Let $A$ be a nonnegative matrix.

The resolvent $R(\lambda) = (\lambda I − A)^{−1}$ is analytic except at its spectrum (the eigenvalues). It must be analytic on the annulus $|λ| > ρ$ and must have at least one singularity somewhere on the spectral radius circle $|λ| = ρ$.

The Neumann series for the resolvent $$R(\lambda) = \sum _{k=1}^{\infty} \frac{A^{k-1}}{\rho^k}$$ will converge down to the first singularity of $R(λ)$.

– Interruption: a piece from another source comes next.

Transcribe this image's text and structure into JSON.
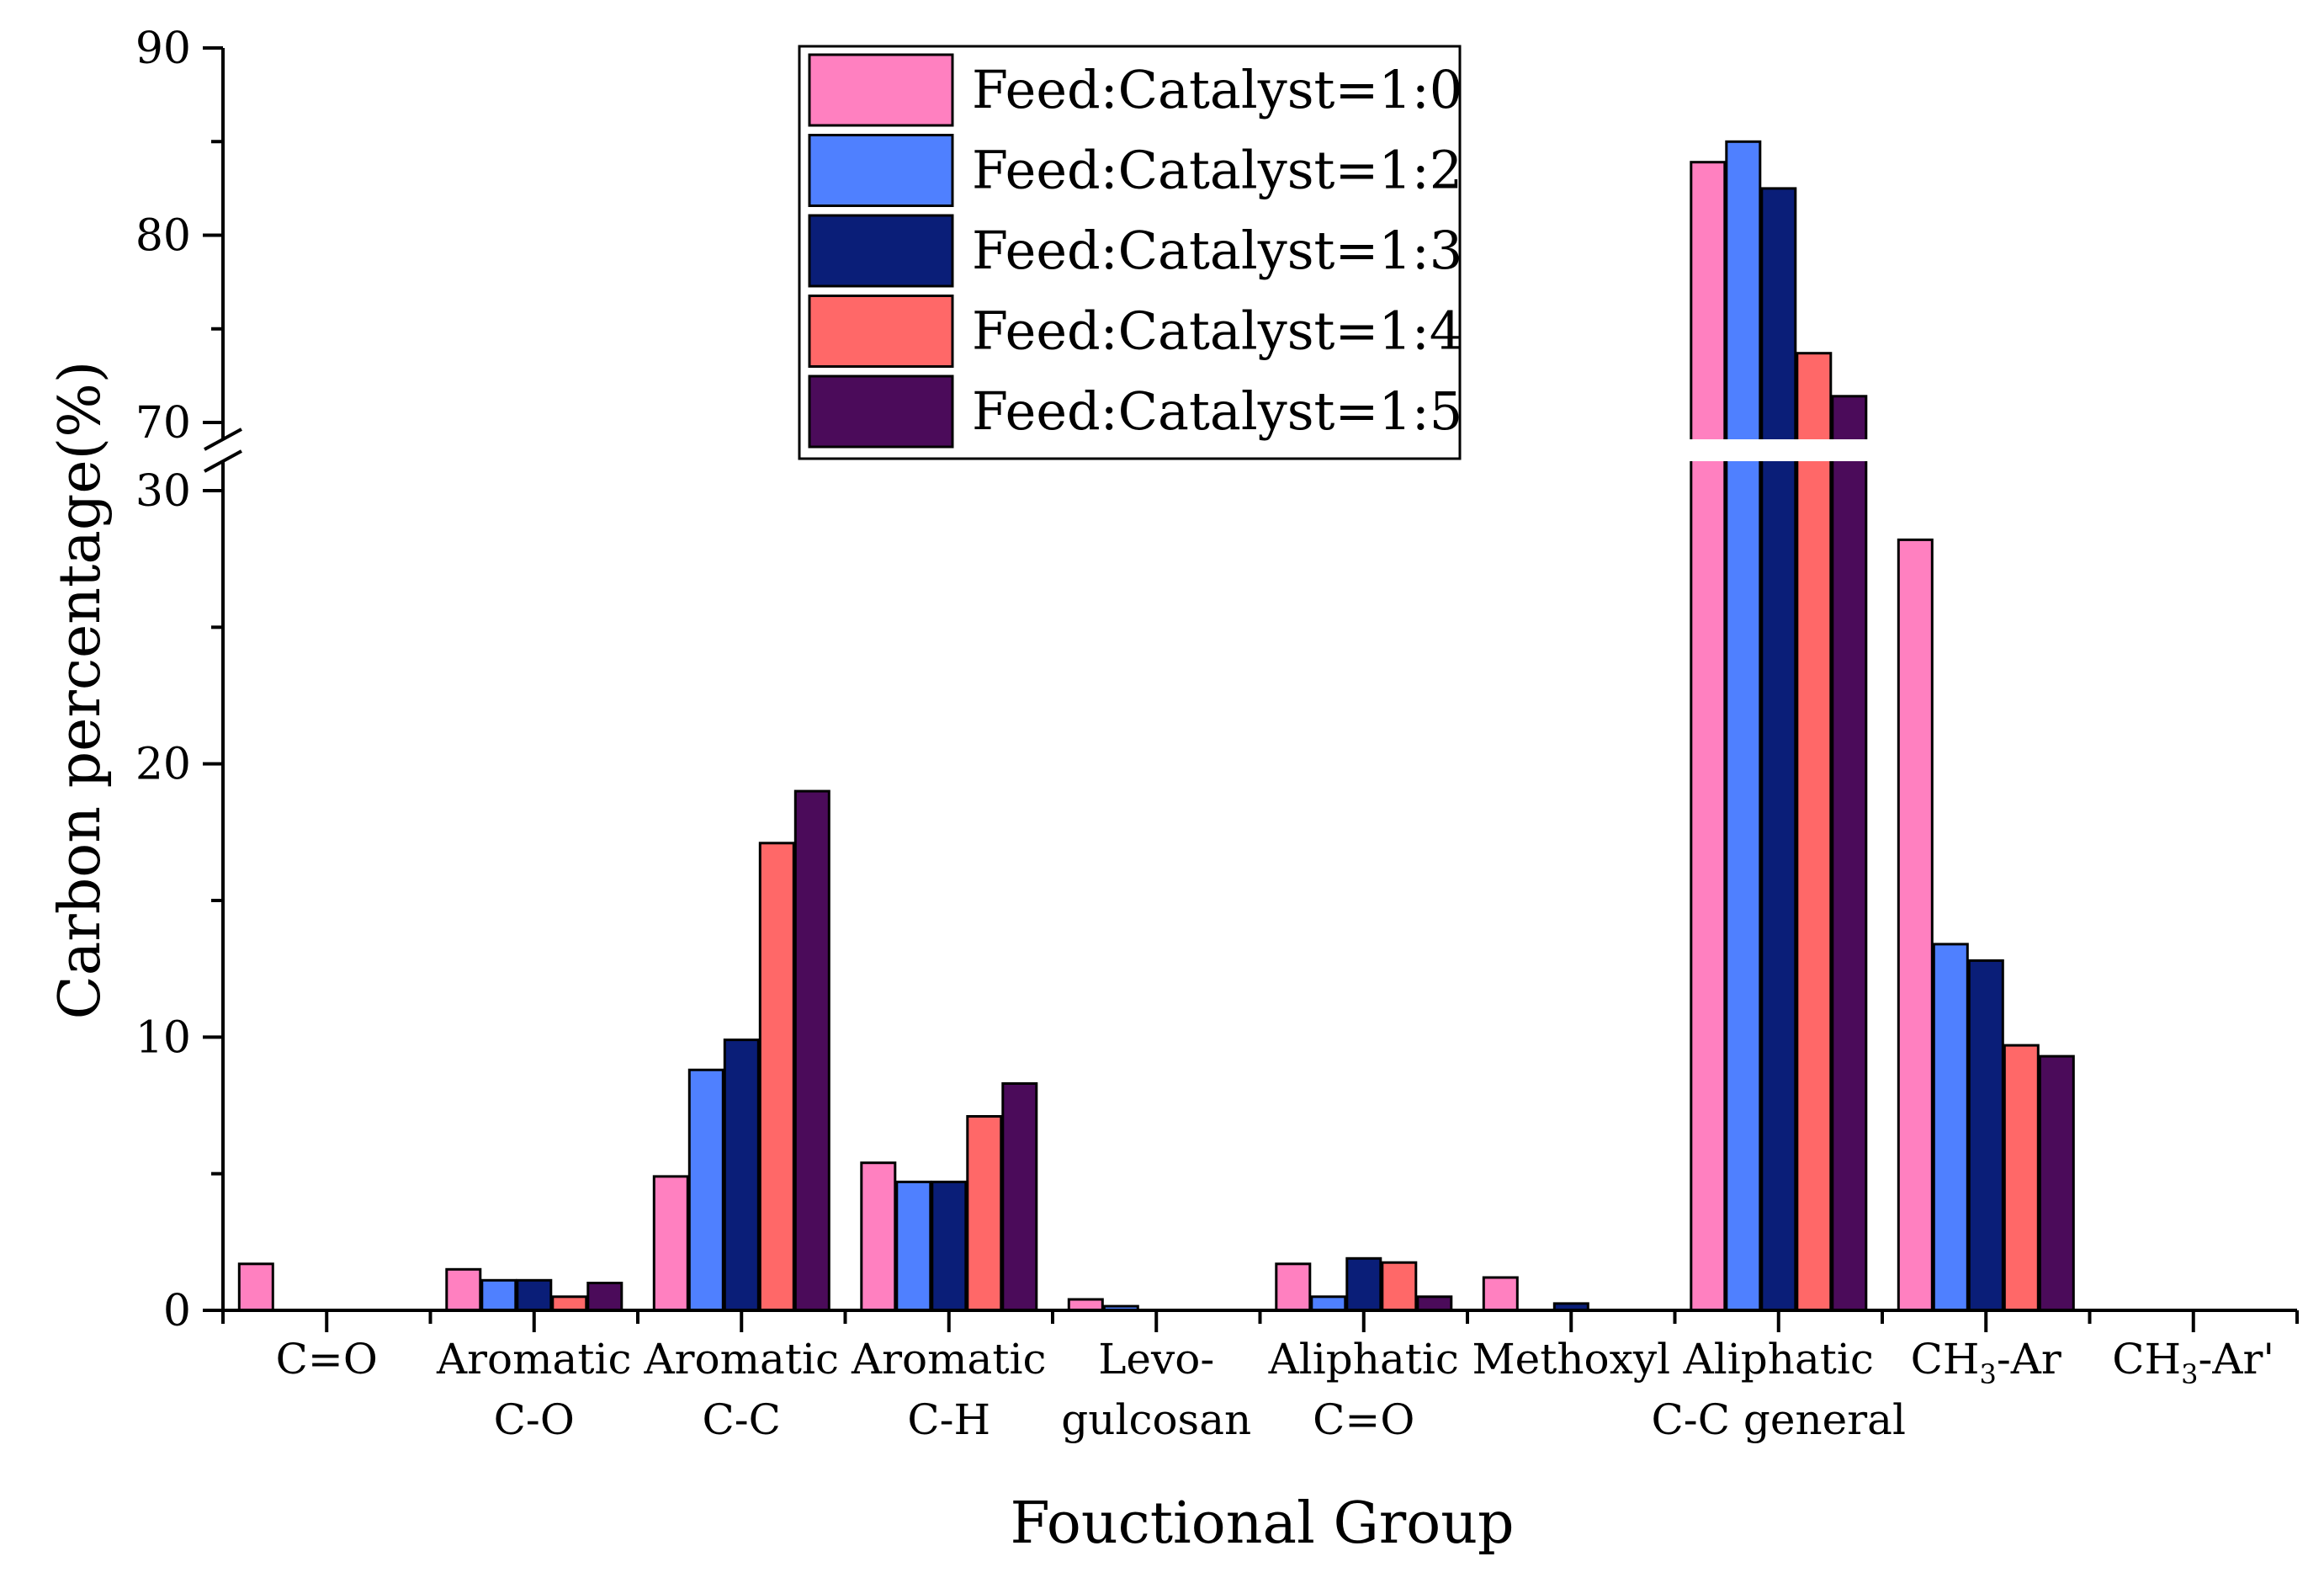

I could not understand the meaning of the last statement. Please explain.

Answer 1

There is a unitary $U$ such that $A=U^*DU$ where $D$ is a diagonal matrix with eigenvalues $\rho = \lambda_1 \ge \lambda_2 \ge \cdots \ge \lambda_k \ge 0$. Then $$ (\lambda I-A)^{-1}=U^*\begin{pmatrix}\frac{1}{\lambda-\lambda_1} & 0 & 0 & \cdots & 0 \\ 0 & \frac{1}{\lambda-\lambda_2} & 0 & \cdots & 0 \\ \vdots & \vdots & \vdots & \ddots & \vdots \\ 0 & 0 & 0 & \cdots & \frac{1}{\lambda-\lambda_n}\end{pmatrix}U. $$ Then, for $|\lambda| > \rho$, you can expand \begin{align} \frac{1}{\lambda-\lambda_k}& = \frac{1}{\lambda}\frac{1}{1-\frac{\lambda_k}{\lambda}}=\sum_{m=0}^{\infty}\frac{\lambda_k^m}{\lambda^{m+1}}. \end{align} So, $$ (\lambda I-A)^{-1}=\sum_{m=0}^{\infty}\frac{1}{\lambda^{m+1}} U^*\begin{pmatrix}\lambda_1^{m} & 0 & 0 & \cdots & 0 \\ 0 & \lambda_2^m & 0 & \cdots & 0 \\ \vdots & \vdots & \vdots & \ddots & \vdots \\ 0 & 0 & 0 & \cdots & \lambda_n^m \end{pmatrix}U, \;\;\; |\lambda| > \rho. $$ This can be written as $$ (\lambda I - A)^{-1}=\sum_{m=0}^{\infty}\frac{1}{\lambda^{m+1}}A^{m}, \;\;\; |\lambda| > \rho. $$